En el último tramo de mi recorrido iba pensando yo para mis adentros que cómo vamos a estimular la creación de nuevas familias sometiendo a nuestros jóvenes a una imposible conciliación de la vida familiar con la profesional que les obliga a ir postergando sus planes año tras año hasta que se les pasa ya la fecha.
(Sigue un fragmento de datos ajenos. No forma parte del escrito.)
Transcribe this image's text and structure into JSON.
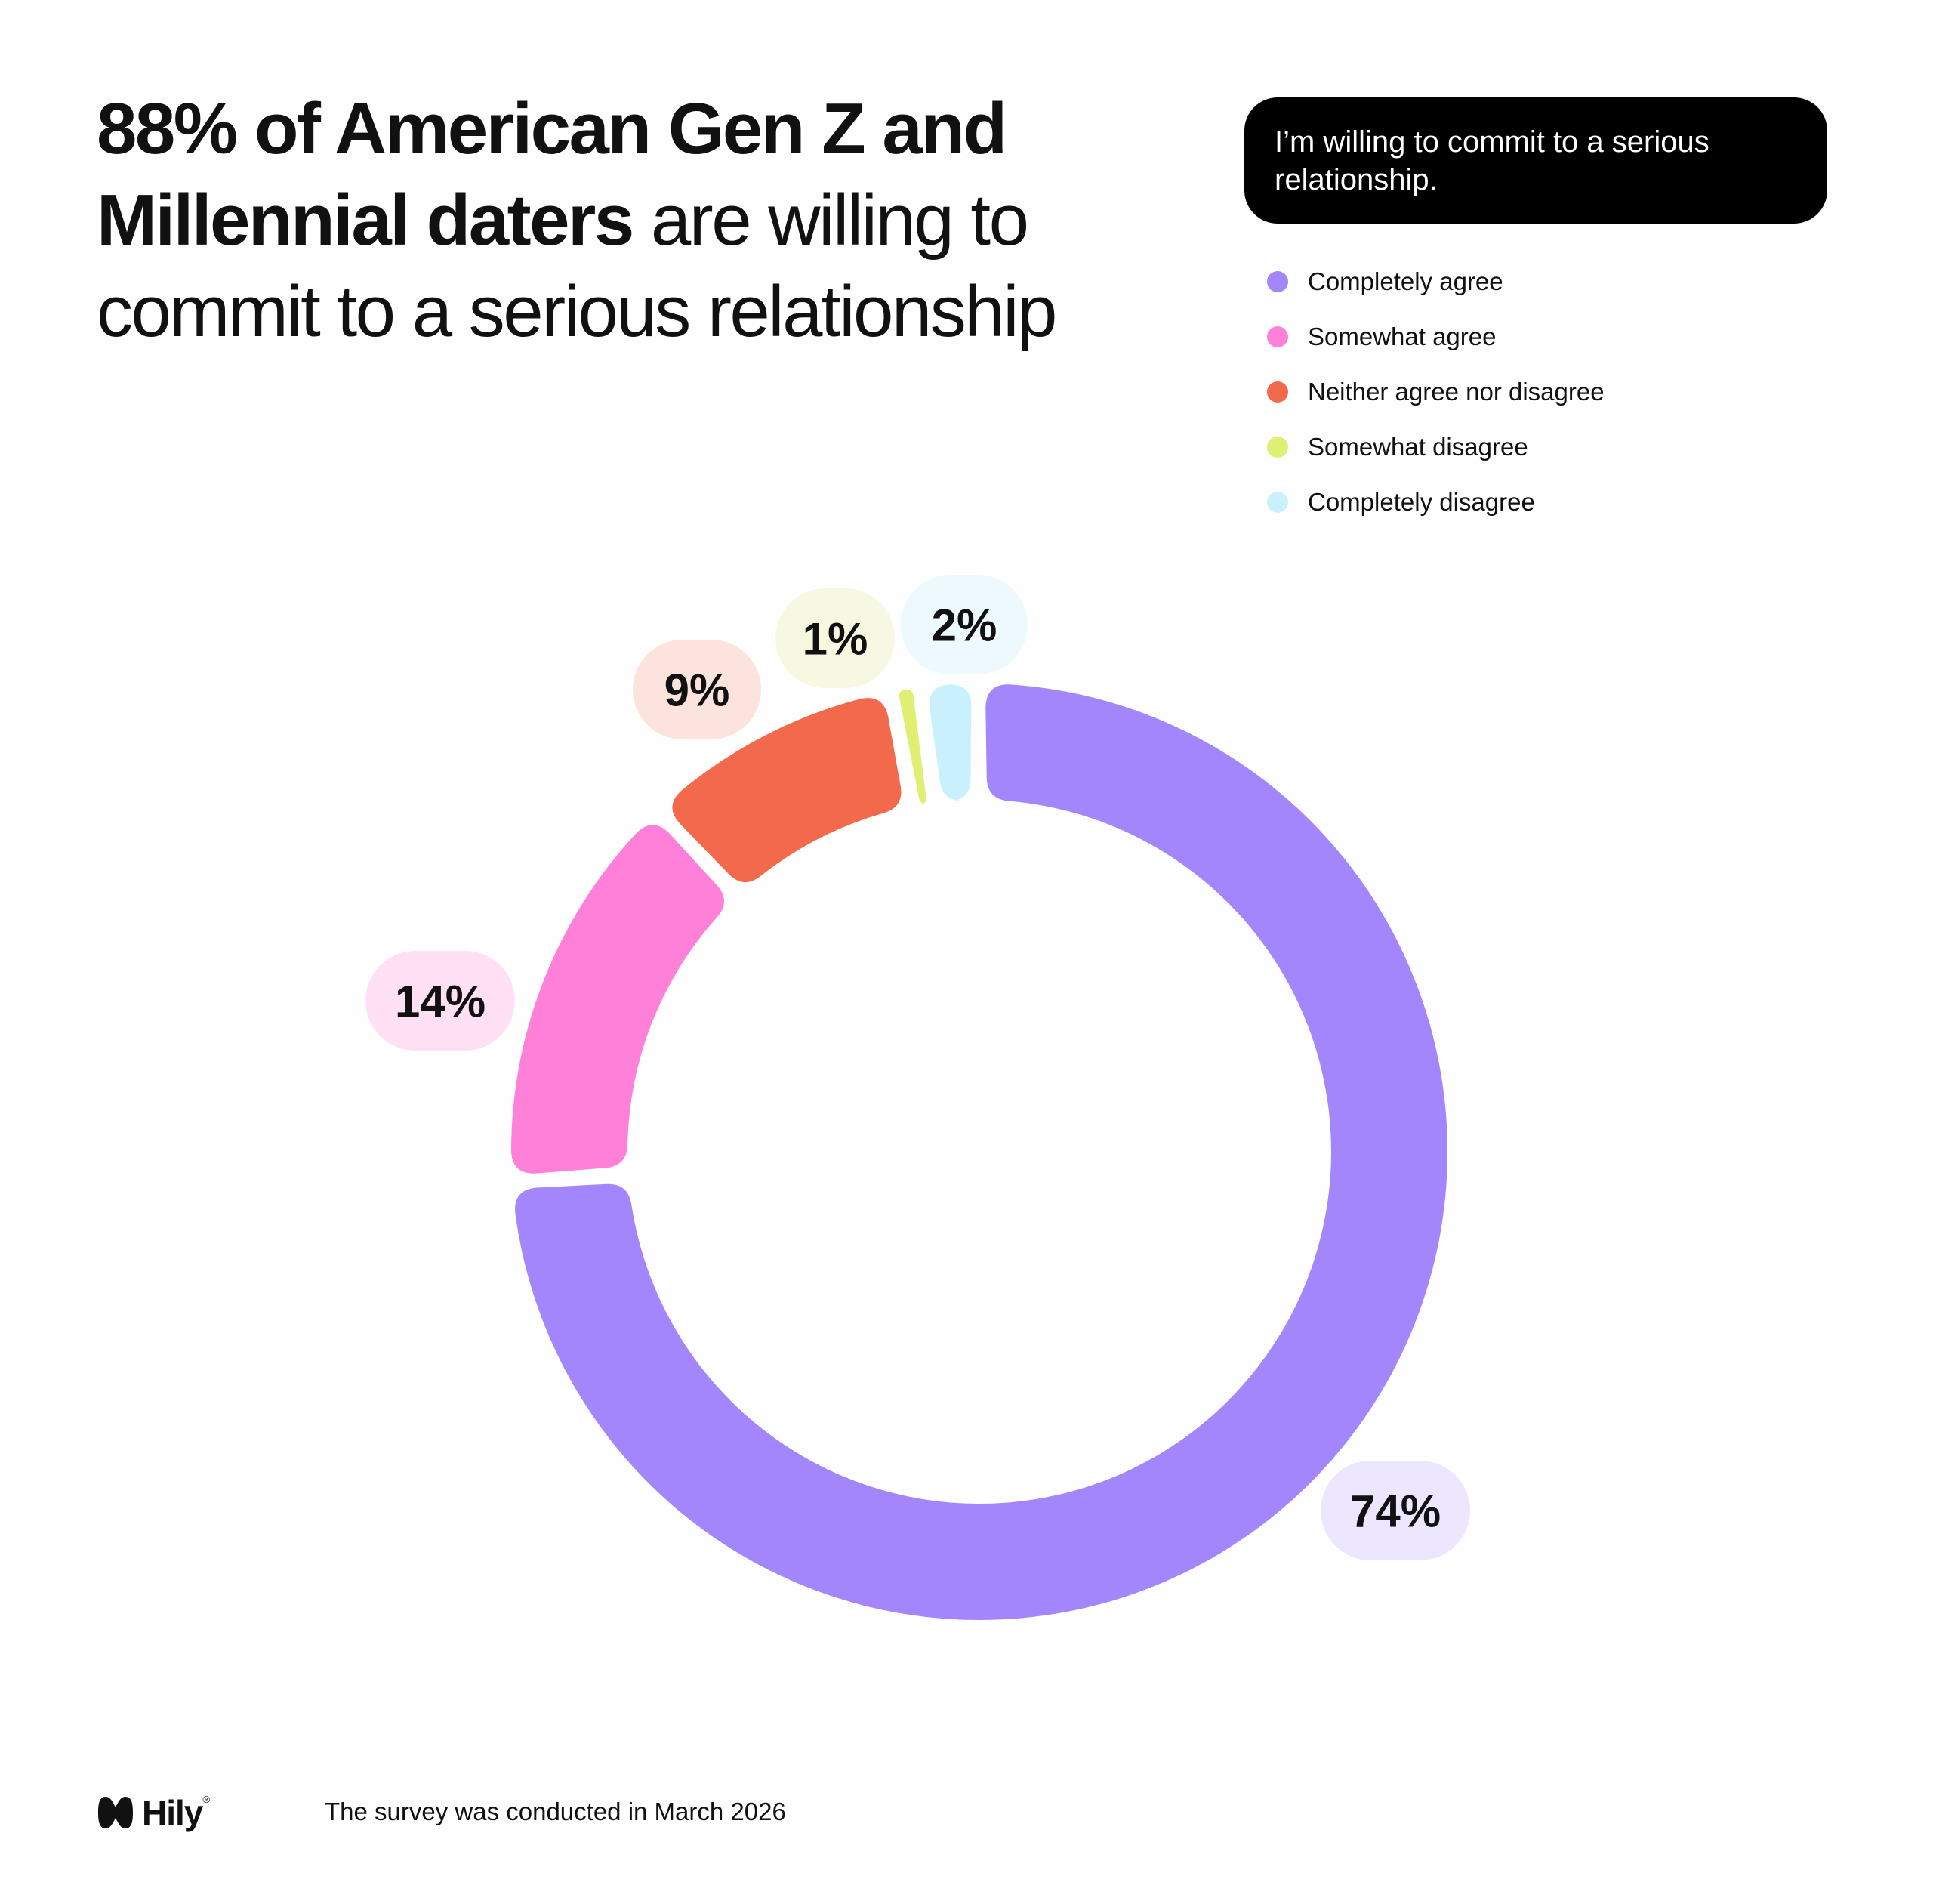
{
  "headline": {
    "strong": "88% of American Gen Z and Millennial daters",
    "rest": " are willing to commit to a serious relationship"
  },
  "question": "I’m willing to commit to a serious relationship.",
  "brand": {
    "name": "Hily",
    "registered": "®"
  },
  "footnote": "The survey was conducted in March 2026",
  "chart_data": {
    "type": "pie",
    "variant": "donut",
    "title": "I’m willing to commit to a serious relationship.",
    "legend_position": "top-right",
    "slices": [
      {
        "label": "Completely agree",
        "value": 74,
        "display": "74%",
        "color": "#a385fc",
        "pill": "#ece6fe"
      },
      {
        "label": "Somewhat agree",
        "value": 14,
        "display": "14%",
        "color": "#ff80d8",
        "pill": "#ffe0f4"
      },
      {
        "label": "Neither agree nor disagree",
        "value": 9,
        "display": "9%",
        "color": "#f26a4b",
        "pill": "#fce3de"
      },
      {
        "label": "Somewhat disagree",
        "value": 1,
        "display": "1%",
        "color": "#dfef72",
        "pill": "#f6f8e2"
      },
      {
        "label": "Completely disagree",
        "value": 2,
        "display": "2%",
        "color": "#c9f1fd",
        "pill": "#eef9fe"
      }
    ]
  }
}
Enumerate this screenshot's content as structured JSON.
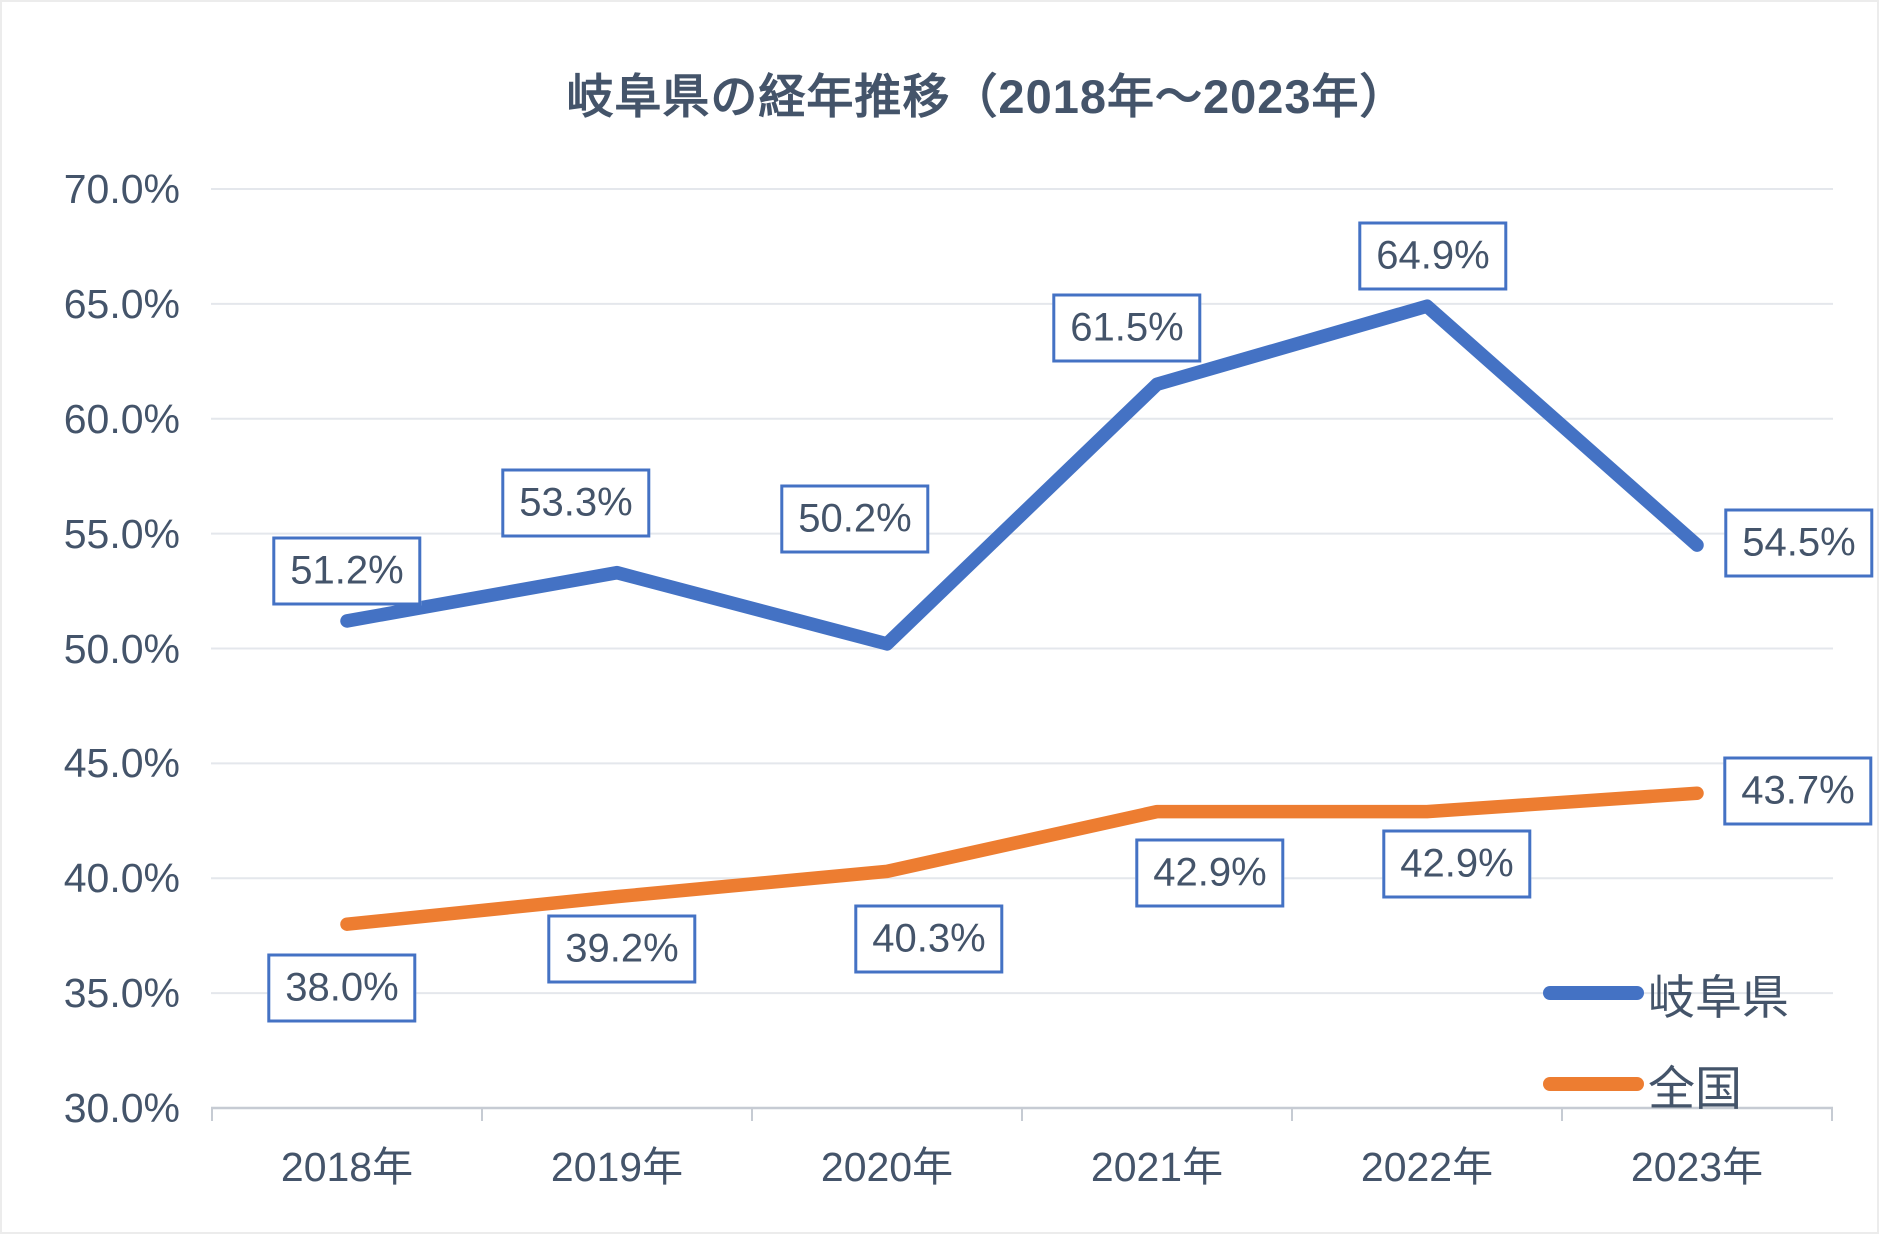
{
  "chart_data": {
    "type": "line",
    "title": "岐阜県の経年推移（2018年～2023年）",
    "categories": [
      "2018年",
      "2019年",
      "2020年",
      "2021年",
      "2022年",
      "2023年"
    ],
    "series": [
      {
        "name": "岐阜県",
        "color": "#4472C4",
        "values": [
          51.2,
          53.3,
          50.2,
          61.5,
          64.9,
          54.5
        ],
        "point_labels": [
          "51.2%",
          "53.3%",
          "50.2%",
          "61.5%",
          "64.9%",
          "54.5%"
        ]
      },
      {
        "name": "全国",
        "color": "#ED7D31",
        "values": [
          38.0,
          39.2,
          40.3,
          42.9,
          42.9,
          43.7
        ],
        "point_labels": [
          "38.0%",
          "39.2%",
          "40.3%",
          "42.9%",
          "42.9%",
          "43.7%"
        ]
      }
    ],
    "y_axis": {
      "min": 30,
      "max": 70,
      "step": 5,
      "tick_labels": [
        "70.0%",
        "65.0%",
        "60.0%",
        "55.0%",
        "50.0%",
        "45.0%",
        "40.0%",
        "35.0%",
        "30.0%"
      ]
    },
    "grid": true,
    "legend_position": "bottom-right",
    "colors": {
      "text": "#44546A",
      "gridline": "#E4E7EC",
      "axis_line": "#C6CBD3",
      "label_box_border": "#4472C4",
      "label_box_bg": "#FFFFFF",
      "background": "#FFFFFF"
    }
  }
}
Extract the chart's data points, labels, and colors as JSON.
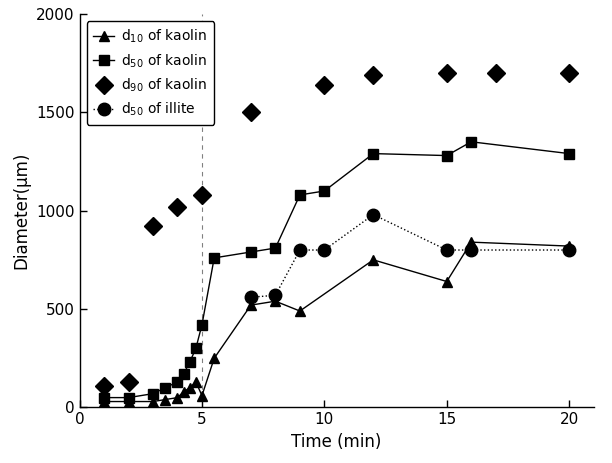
{
  "title": "",
  "xlabel": "Time (min)",
  "ylabel": "Diameter(μm)",
  "xlim": [
    0,
    21
  ],
  "ylim": [
    0,
    2000
  ],
  "xticks": [
    0,
    5,
    10,
    15,
    20
  ],
  "yticks": [
    0,
    500,
    1000,
    1500,
    2000
  ],
  "vline_x": 5,
  "d10_kaolin": {
    "x": [
      1,
      2,
      3,
      3.5,
      4,
      4.25,
      4.5,
      4.75,
      5,
      5.5,
      7,
      8,
      9,
      12,
      15,
      16,
      20
    ],
    "y": [
      30,
      30,
      30,
      40,
      50,
      80,
      100,
      130,
      60,
      250,
      520,
      540,
      490,
      750,
      640,
      840,
      820
    ],
    "marker": "^",
    "color": "black",
    "linestyle": "-",
    "label": "d$_{10}$ of kaolin",
    "markersize": 7,
    "linewidth": 1.0
  },
  "d50_kaolin": {
    "x": [
      1,
      2,
      3,
      3.5,
      4,
      4.25,
      4.5,
      4.75,
      5,
      5.5,
      7,
      8,
      9,
      10,
      12,
      15,
      16,
      20
    ],
    "y": [
      50,
      50,
      70,
      100,
      130,
      170,
      230,
      300,
      420,
      760,
      790,
      810,
      1080,
      1100,
      1290,
      1280,
      1350,
      1290
    ],
    "marker": "s",
    "color": "black",
    "linestyle": "-",
    "label": "d$_{50}$ of kaolin",
    "markersize": 7,
    "linewidth": 1.0
  },
  "d90_kaolin": {
    "x": [
      1,
      2,
      3,
      4,
      5,
      7,
      10,
      12,
      15,
      17,
      20
    ],
    "y": [
      110,
      130,
      920,
      1020,
      1080,
      1500,
      1640,
      1690,
      1700,
      1700,
      1700
    ],
    "marker": "D",
    "color": "black",
    "linestyle": "none",
    "label": "d$_{90}$ of kaolin",
    "markersize": 9,
    "linewidth": 0
  },
  "d50_illite": {
    "x": [
      7,
      8,
      9,
      10,
      12,
      15,
      16,
      20
    ],
    "y": [
      560,
      570,
      800,
      800,
      980,
      800,
      800,
      800
    ],
    "marker": "o",
    "color": "black",
    "linestyle": ":",
    "label": "d$_{50}$ of illite",
    "markersize": 9,
    "linewidth": 1.0
  },
  "background_color": "#ffffff",
  "figsize": [
    6.12,
    4.63
  ],
  "dpi": 100
}
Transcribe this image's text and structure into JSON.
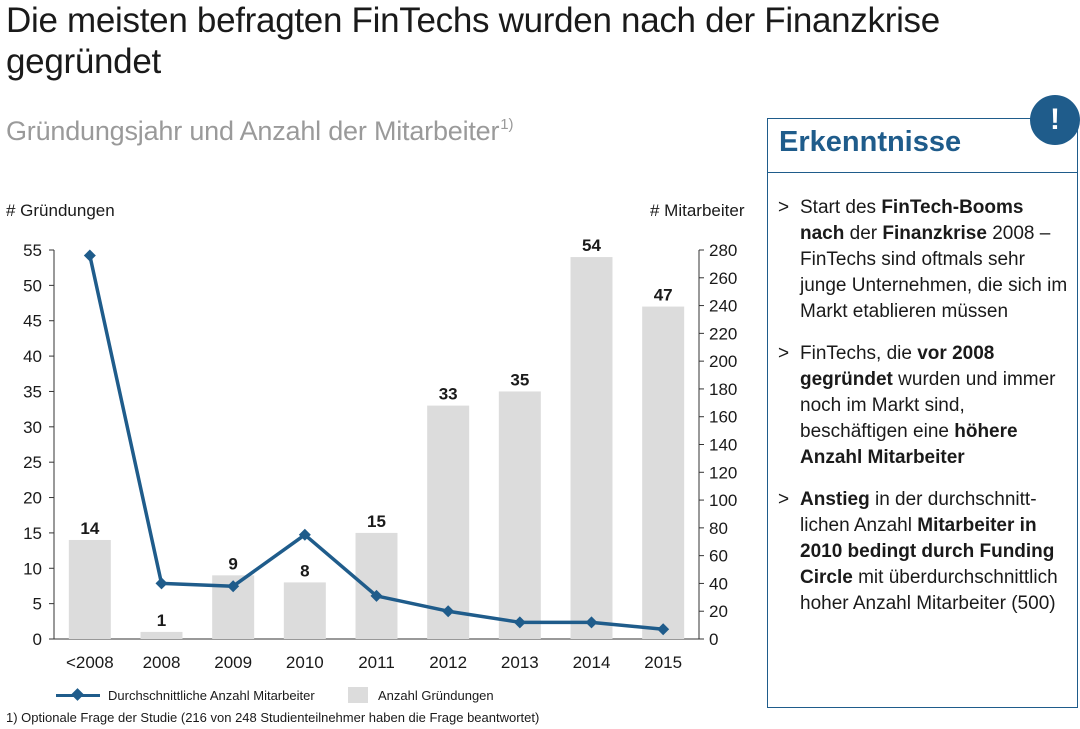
{
  "header": {
    "title": "Die meisten befragten FinTechs wurden nach der Finanzkrise gegründet",
    "subtitle": "Gründungsjahr und Anzahl der Mitarbeiter",
    "subtitle_footnote_mark": "1)"
  },
  "chart_data": {
    "type": "bar",
    "categories": [
      "<2008",
      "2008",
      "2009",
      "2010",
      "2011",
      "2012",
      "2013",
      "2014",
      "2015"
    ],
    "ylabel_left": "# Gründungen",
    "ylabel_right": "# Mitarbeiter",
    "ylim_left": [
      0,
      55
    ],
    "ylim_right": [
      0,
      280
    ],
    "yticks_left": [
      0,
      5,
      10,
      15,
      20,
      25,
      30,
      35,
      40,
      45,
      50,
      55
    ],
    "yticks_right": [
      0,
      20,
      40,
      60,
      80,
      100,
      120,
      140,
      160,
      180,
      200,
      220,
      240,
      260,
      280
    ],
    "grid": false,
    "legend_position": "bottom-left",
    "series": [
      {
        "name": "Anzahl Gründungen",
        "type": "bar",
        "axis": "left",
        "color": "#dcdcdc",
        "values": [
          14,
          1,
          9,
          8,
          15,
          33,
          35,
          54,
          47
        ],
        "data_labels": true
      },
      {
        "name": "Durchschnittliche Anzahl Mitarbeiter",
        "type": "line",
        "axis": "right",
        "color": "#1f5c8b",
        "marker": "diamond",
        "values": [
          276,
          40,
          38,
          75,
          31,
          20,
          12,
          12,
          7
        ]
      }
    ]
  },
  "footnote": "1) Optionale Frage der Studie (216 von 248 Studienteilnehmer haben die Frage beantwortet)",
  "panel": {
    "badge": "!",
    "title": "Erkenntnisse",
    "bullet_marker": ">",
    "bullets": [
      [
        {
          "t": "Start des ",
          "b": false
        },
        {
          "t": "FinTech-Booms nach",
          "b": true
        },
        {
          "t": " der ",
          "b": false
        },
        {
          "t": "Finanzkrise",
          "b": true
        },
        {
          "t": " 2008 – FinTechs sind oftmals sehr junge Unternehmen, die sich im Markt etablieren müssen",
          "b": false
        }
      ],
      [
        {
          "t": "FinTechs, die ",
          "b": false
        },
        {
          "t": "vor 2008 gegründet",
          "b": true
        },
        {
          "t": " wurden und immer noch im Markt sind, beschäftigen eine ",
          "b": false
        },
        {
          "t": "höhere Anzahl Mitarbeiter",
          "b": true
        }
      ],
      [
        {
          "t": "Anstieg",
          "b": true
        },
        {
          "t": " in der durchschnitt-lichen Anzahl ",
          "b": false
        },
        {
          "t": "Mitarbeiter in 2010 bedingt durch Funding Circle",
          "b": true
        },
        {
          "t": " mit überdurchschnittlich hoher Anzahl Mitarbeiter (500)",
          "b": false
        }
      ]
    ]
  }
}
He preguntado e indagado algo sobre la vida de algunos y algunas jóvenes que se han incorporado recientemente a una entidad bancaria.
La gran noticia
María, cuando hace unos meses recibió la llamada de Madrid diciéndole que se tenía que incorporar en una semana a una sucursal de un pueblo de Salamanca estalló de alegría. Por fin podría trabajar, ser independiente. Además, trabajar en un banco de casi 20.000 trabajadores es una gran oportunidad de hacer carrera. Su familia estaría orgullosa.
Antecedentes
Esa entidad bancaria está ganando actualmente mucho dinero, pero ante la crisis quiere encarar un nuevo año prejubilando a casi 800 empleados, y contratando a otros 700 nuevos, la mayoría jóvenes. Esa “operación” llevada a cabo cada año le va a ocasionar un ahorro considerable. Cada año se quejan los sindicatos de que hay un déficit entre la gente que se jubila y las nuevas incorporaciones. Pero tiene truco. A un veterano del banco que ha vivido las épocas gloriosas de los horarios raquíticos y las suculantes dietas y comisiones no le puedes convencer que se quede a trabajar hasta las 10 de la noche. A María sí.
La estrategia
A María la puedes “adiestrar” para que trague lo que haga falta. ¿Cómo? Muy sencillo. Lo primero, apartarla totalmente de su familia. Destinarla a un punto lo suficientemente lejano de su casa y su familia y amigos para, una vez aislada en un lugar desconocido poder estampar en su cerebro la frase mágica: “El banco es tu vida”. En la sucursal donde se integra María debe exitir un director que no tenga escrúpulos y sea muy ambicioso (también puede ser directora, aunque eso es muchísimo más raro). Si María va destinada de agente comercial va a ser evaluada por sus resultados (tanto vendes, tanto vales). Pero a María, ya desde el primer día le dicen que tiene que hacer de todo para “empaparse” del banco. Así que la preparan para que haga de todo. El cajero ya es mayor y se pone enfermo, muchas veces son las depresiones típicas de los cincuenta o sesenta originadas porque no le concedieron la prejubilación y al otro sí. Así que María a la caja. Por la tarde, justo después de comer, a aprender nuevas cosas y a llamar por teléfono a clientes para informarles de nuevos productos y paquetes muy agresivos para fidelizar por años a clientes inexpertos que acaban siendo presa del marketing por no leer la letra pequeña de los contratos inexpugnables que firmamos.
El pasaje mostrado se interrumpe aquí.